Note. This disclosure statement is consistent with "good practices," although it is neither recommended nor required by the American Counseling Association Code of Ethics
and Standards of Practice. With respect to Web sites and other services supported by the Internet infrastructure, we focus on the "user anonymity" instead of the more confusing concept of "privacy." The concept of privacy is more ambiguous during this intermediate phase of the "Information Era."
This anonymity-focused disclosure statement addresses three areas: 1) cookies; 2) cached files; and 3) Web server date.
Cookies. The Web hosting provider for the PSPC uses session Cookies to manage visitors' navigation through the various directories and files, and to record unique visitors. These session Cookies
do not contain personally identifiable information, and they are deleted when your personal computer is turned off.
The use of session Cookies is contrasted with many Web sites that use relatively permanent cookies (bases on their expiration dates). Visitors to a range of Web sites can view the expiration dates of cookies by going to:
Internet Explorer> Tools (main menu)> Internet Options...> Temporary Internet Files, Settings [button]> Temporary Internet Files folder, View files...[button] (with the Details view selected).
It is common to find expiration dates set for the 2010s, 2020s, 2037 (specifically, and for inexplicable reasons), and as far away as years in the 2070s!
Cached Files. The settings within your Web browser (e.g., Internet Explorer, Netscape, or Opera) and multimedia clients (e.g., Windows Media Player, RealPlayer, etc.) determine the number of duration of graphics and multimedia files that are cached.

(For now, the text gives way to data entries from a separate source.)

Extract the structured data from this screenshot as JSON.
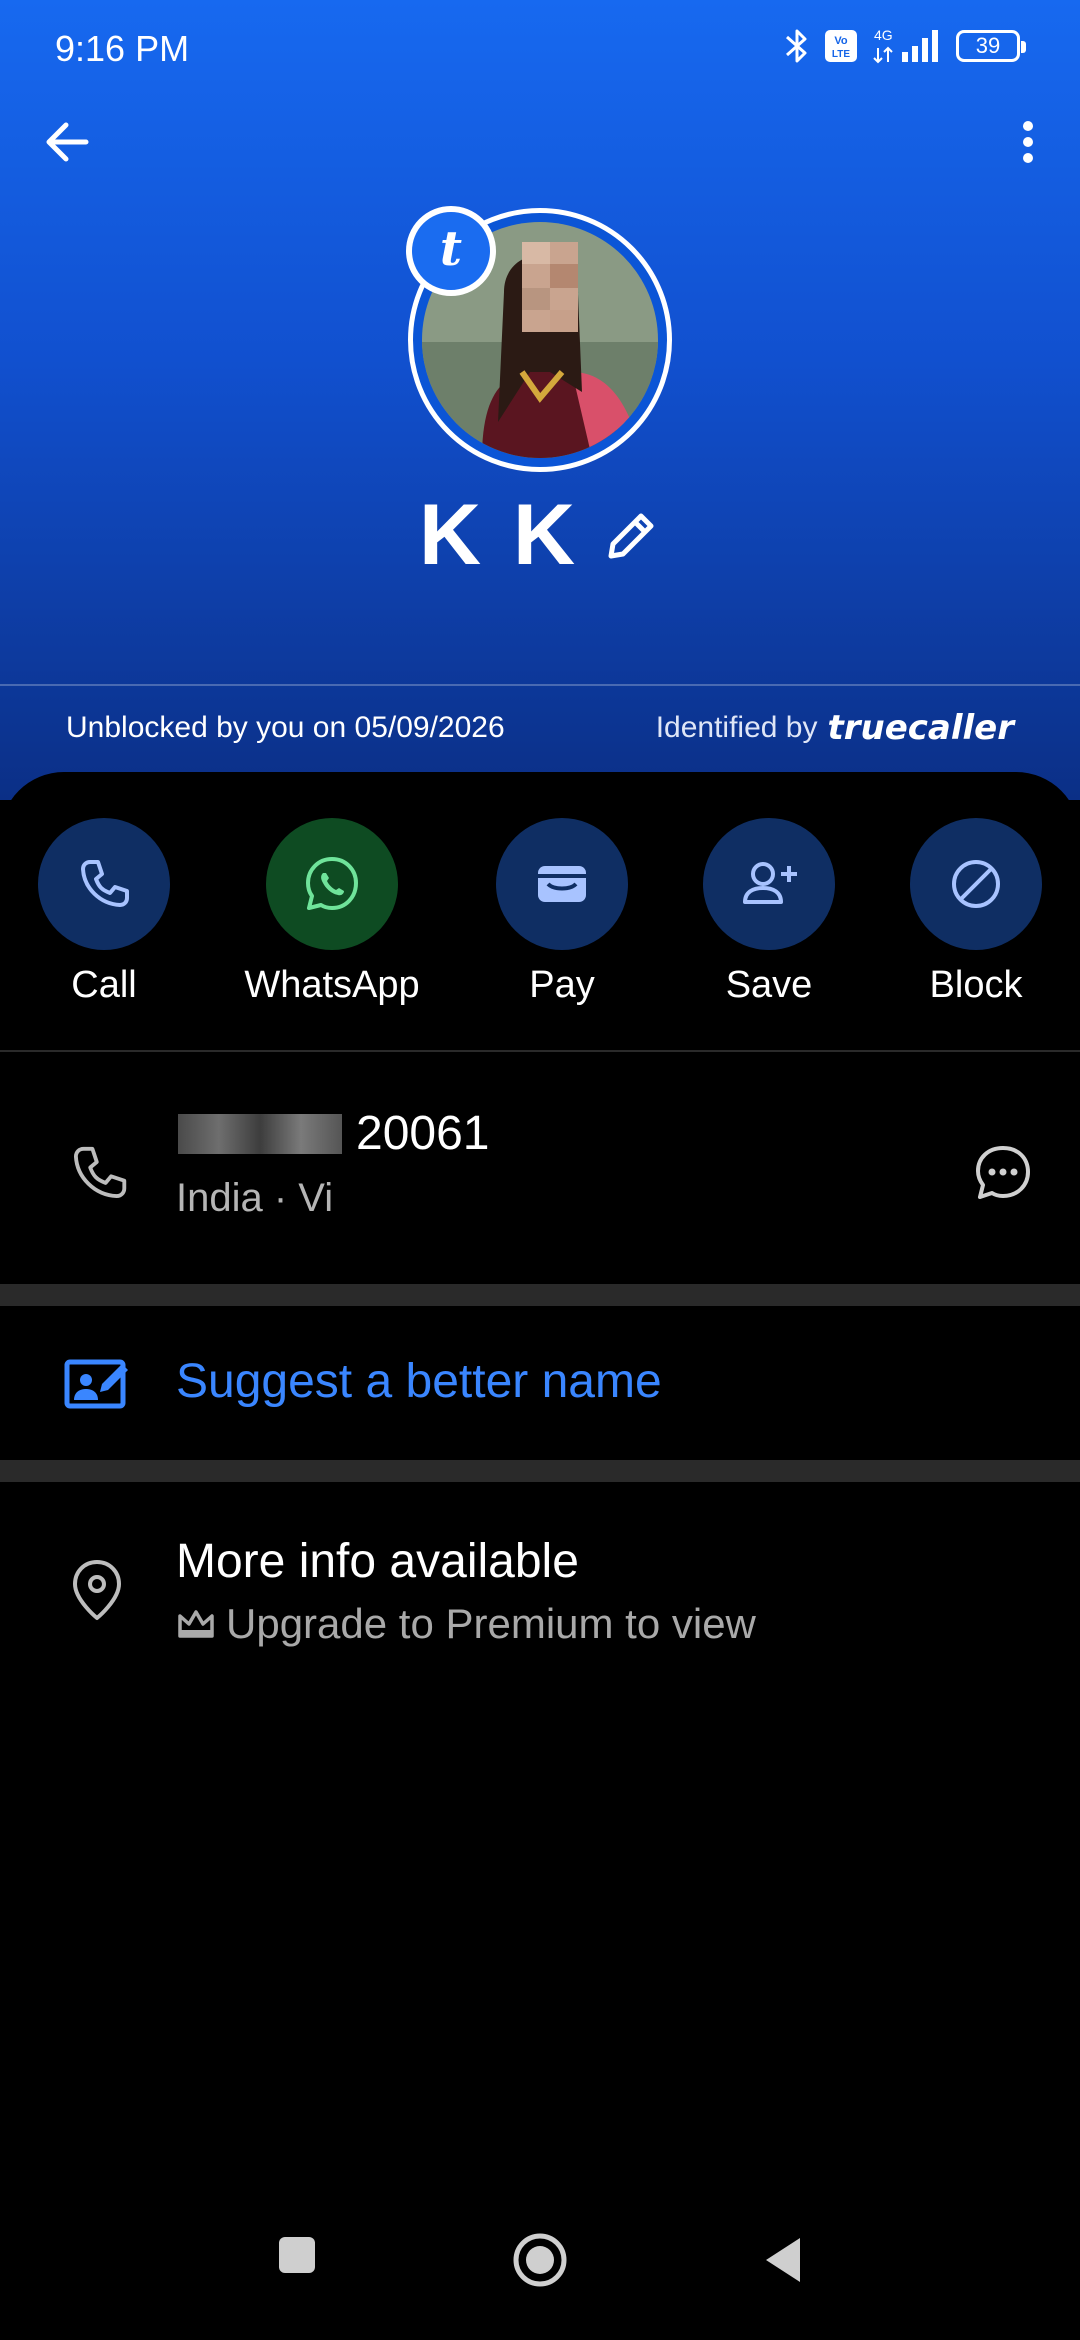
{
  "status_bar": {
    "time": "9:16 PM",
    "network": "4G",
    "volte": "Vo LTE",
    "battery": "39"
  },
  "contact": {
    "name": "K K",
    "badge_letter": "t"
  },
  "banner": {
    "unblocked_text": "Unblocked by you on 05/09/2026",
    "identified_text": "Identified by",
    "brand": "truecaller"
  },
  "actions": [
    {
      "label": "Call",
      "icon": "phone-icon"
    },
    {
      "label": "WhatsApp",
      "icon": "whatsapp-icon"
    },
    {
      "label": "Pay",
      "icon": "wallet-icon"
    },
    {
      "label": "Save",
      "icon": "add-contact-icon"
    },
    {
      "label": "Block",
      "icon": "block-icon"
    }
  ],
  "phone": {
    "number_suffix": "20061",
    "carrier": "India · Vi"
  },
  "suggest": {
    "label": "Suggest a better name"
  },
  "more_info": {
    "title": "More info available",
    "subtitle": "Upgrade to Premium to view"
  },
  "colors": {
    "header_blue": "#1769f0",
    "action_circle": "#0f2e63",
    "whatsapp_circle": "#0e4b22",
    "link_blue": "#3a86ff"
  }
}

Therefore, the site visitor, and not The Portal for Student and Professional Counselors (PSPC), controls the number and duration of downloaded graphics files that are cached within the Temporary Internet Files folder.
Anonymity--Consideration for Student and Professional
Counselors. Most browser configurations (by default or through user customization) retain graphics and non-streamed multimedia files within the Temporary Internet Files folder. Generally, these files have either no expiration date or an expiration date that is several years or decades into the future. However, the retention of these files within your Temporary Internet files folder is based on recurring visits to associated Web sites during the period set for the History folder (i.e., Internet Explorer>Tools [main menu]>Internet Options...>History [section]).
What anonymity-related issues are associated with research or curiosity-based visits to "generally unacceptable" Web
sites (e.g., extremist, obscene, illegal activities, etc.)?
An option for users
with broadband access is to "zero-out" the caching of files within the History
folder. (By default, Internet Explorer within Windows XP sets the
History at 20 days.) Narrowband subscribers benefit the most from the browser's ability to have a local cache of files from which to display files
requested from a Web server (or a proxy server used by "private" systems such as AOL).
However, all research-oriented users benefit from creating a History
period (e.g., several days) because Internet Explorer uses this
function to "highlight" visited Web sites.
Caveat. Most organizations log and review the Web sites visited by each computer within their network. These logs typically include the computer's service tag, therefore, the employee assigned to that computer is easy to identify. (Obviously, the identification of a discrete user for computers with multiple users could be complicated,
unless each user is required to log into the computer.)
Web Server Data. A log (a.k.a., raw log) is generated with each visit to a
file within the Portal for Student and Professional Counselors (PSPC). Almost all Web servers generate a log of its visitors; however, different items can be retrieved and analyzed. Consistent with typical Web hosting servers, the PSPC server account retrieves and record the following: IP (Internet Protocol) address; date and time [of visit]; specific URL for the
file you access; your Web browser and version; your operating system and version; referrer or site from which you linked to us, unless it is blocked; the identity of the search engine (if one is used); and the actual search engine query (word or phrase)--a minority of search engines block your query string.
These data, whether analyzed discretely or in aggregate, do not reveal personally identifiable information--one exception is noted, however. All static and temporary IP (Internet Protocol) addresses can be traced to the sponsoring ISP (Internet Service Provider).
(Note: Most universities, colleges,
institutes, and large school districts are ISPs.) A subsequent analytical step can, in some instances,
reveal the computer identification assigned by the ISP. This means that a unique visitor, or more specifically, a unique computer, can be identified (based on the date and time of access to this or any Web site). The PSPC
does not use IP addresses to trace visitors' computers.
Logged data, depending on the configuration of a Web server account, are used to generate reports related to: traffic--hourly, daily, monthly; referrers; search engines; visitor time viewing specific files; viewer's monitor size and resolution; visitors' countries; etc. These reports can be used to help Web site developers update and better manage their Web sites. The PSPC uses aggregate data to revise and update the various files within this Web site--we have neither the ability nor interest in obtaining personally identifiable information associated with visitors to files within this portal.